Federal Member for Dobell, Emma McBride, has debunked claims that 33 new GPs were starting this month on the Central Coast.
“The acute shortage of GPs on the Coast is a long-running issue which all local MPs are aware of and that’s why I was frustrated to see claims recently that 33 new GP registrars were set to start work in the region this month,” she said.
“It’s just simply not true.
“I’ve spoken to local health professionals in the area, as a pharmacist myself, and these registrars already exist and work on a rotational basis.
“They are not new GPs for our community.
McBride announced last week there would be a Federal Senate Inquiry to examine the acute shortage of GPs in regional and rural areas, like the Central Coast.
Within days, Federal Member for Robertson, Lucy Wicks, announced the Central Coast would be home to 33 new GP registrars, evenly distributed across the Coast, and starting work from this month.
“We know there has been a real challenge in attracting and retaining GPs to the Central Coast for a number of years now, so we have been working progressively solve this problem,” she said.
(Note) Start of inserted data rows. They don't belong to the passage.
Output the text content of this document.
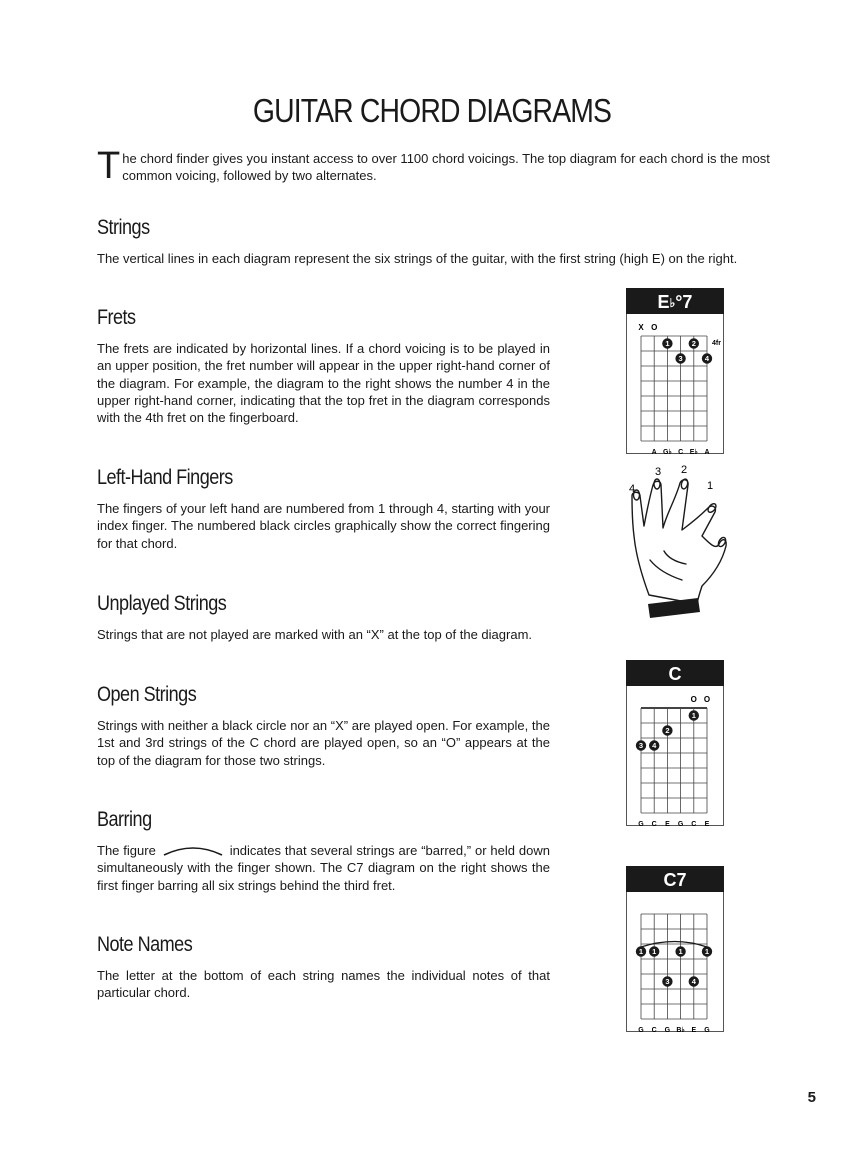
GUITAR CHORD DIAGRAMS
T he chord finder gives you instant access to over 1100 chord voicings. The top diagram for each chord is the most common voicing, followed by two alternates.
Strings

The vertical lines in each diagram represent the six strings of the guitar, with the first string (high E) on the right.

Frets

The frets are indicated by horizontal lines. If a chord voicing is to be played in an upper position, the fret number will appear in the upper right-hand corner of the diagram. For example, the diagram to the right shows the number 4 in the upper right-hand corner, indicating that the top fret in the diagram corresponds with the 4th fret on the fingerboard.

Left-Hand Fingers

The fingers of your left hand are numbered from 1 through 4, starting with your index finger. The numbered black circles graphically show the correct fingering for that chord.

Unplayed Strings

Strings that are not played are marked with an “X” at the top of the diagram.

Open Strings

Strings with neither a black circle nor an “X” are played open. For example, the 1st and 3rd strings of the C chord are played open, so an “O” appears at the top of the diagram for those two strings.

Barring

The figure	indicates that several strings are “barred,” or held down simultaneously with the finger shown. The C7 diagram on the right shows the first finger barring all six strings behind the third fret.

Note Names

The letter at the bottom of each string names the individual notes of that particular chord.

E♭°7
X O
4fr
1	2
3	4
A G♭ C E♭ A
4
3 2
1
C
O O
1
2
3 4
G C E G C E
C7
1 1	1	1
3	4
G C G B♭ E G
5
Wicks said the Primary Health Network continued to implement a range of initiatives to help recruit and retain GPs including the Central Coast Sea Change program which provided GP relocation and retention incentives and funding for GPs to undertake further training in skin cancer detection and treatment.
McBride said the shortage of GPs was even worse on the northern end of the Coast because it was not classified by the government as a Distribution Priority Area.
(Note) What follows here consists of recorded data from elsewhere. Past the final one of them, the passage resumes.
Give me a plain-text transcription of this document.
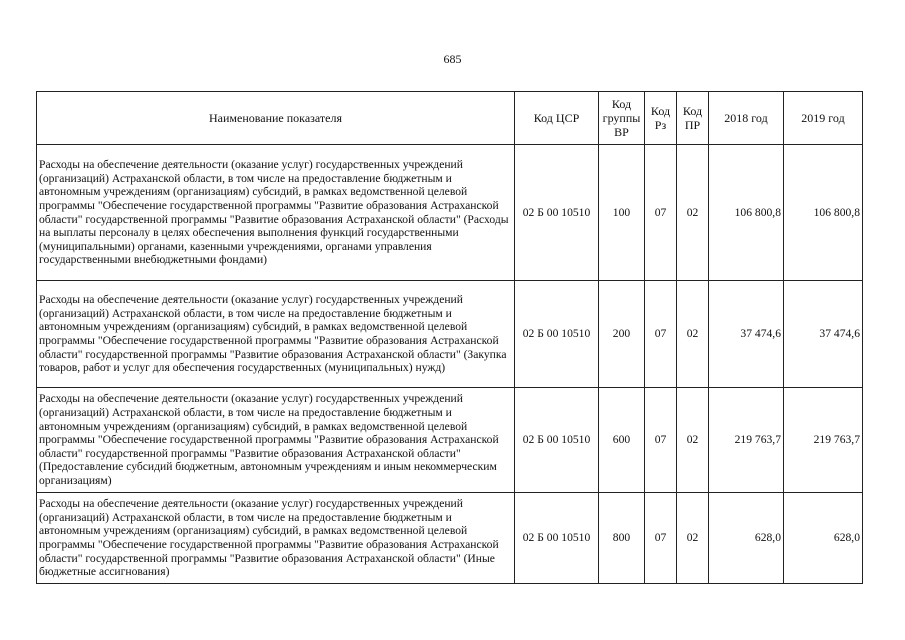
685
Наименование показателя	Код ЦСР	Код группы ВР	Код Рз	Код ПР	2018 год	2019 год
Расходы на обеспечение деятельности (оказание услуг) государственных учреждений (организаций) Астраханской области, в том числе на предоставление бюджетным и автономным учреждениям (организациям) субсидий, в рамках ведомственной целевой программы "Обеспечение государственной программы "Развитие образования Астраханской области" государственной программы "Развитие образования Астраханской области" (Расходы на выплаты персоналу в целях обеспечения выполнения функций государственными (муниципальными) органами, казенными учреждениями, органами управления государственными внебюджетными фондами)	02 Б 00 10510	100	07	02	106 800,8	106 800,8
Расходы на обеспечение деятельности (оказание услуг) государственных учреждений (организаций) Астраханской области, в том числе на предоставление бюджетным и автономным учреждениям (организациям) субсидий, в рамках ведомственной целевой программы "Обеспечение государственной программы "Развитие образования Астраханской области" государственной программы "Развитие образования Астраханской области" (Закупка товаров, работ и услуг для обеспечения государственных (муниципальных) нужд)	02 Б 00 10510	200	07	02	37 474,6	37 474,6
Расходы на обеспечение деятельности (оказание услуг) государственных учреждений (организаций) Астраханской области, в том числе на предоставление бюджетным и автономным учреждениям (организациям) субсидий, в рамках ведомственной целевой программы "Обеспечение государственной программы "Развитие образования Астраханской области" государственной программы "Развитие образования Астраханской области" (Предоставление субсидий бюджетным, автономным учреждениям и иным некоммерческим организациям)	02 Б 00 10510	600	07	02	219 763,7	219 763,7
Расходы на обеспечение деятельности (оказание услуг) государственных учреждений (организаций) Астраханской области, в том числе на предоставление бюджетным и автономным учреждениям (организациям) субсидий, в рамках ведомственной целевой программы "Обеспечение государственной программы "Развитие образования Астраханской области" государственной программы "Развитие образования Астраханской области" (Иные бюджетные ассигнования)	02 Б 00 10510	800	07	02	628,0	628,0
“Changing the classification would allow local practices to recruit and retain more GPs from a wider pool of doctors and help people in my community get access to health care more quickly,” she said in Federal Parliament on August 12.
McBride said people were waiting weeks for appointments and local practices were being forced to close their books because they didn’t have enough GPs to take on new patients.
“I was speaking to a senior GP yesterday who was just exasperated,” she told Parliament.
“Two GPs from his practice are moving interstate and he can’t replace them, so the several thousand patients that they see currently no longer have a GP.
“They can’t absorb them within that practice and they have had to let them know that they can’t provide them with ongoing care.
“This not only is just not good enough, its risky, and unsafe for our local people,” McBride said.
The Federal Senate Inquiry will examine GP shortages in regional and rural areas like the Central Coast, as well as reforms to the Distribution Priority Area classification system and GP training.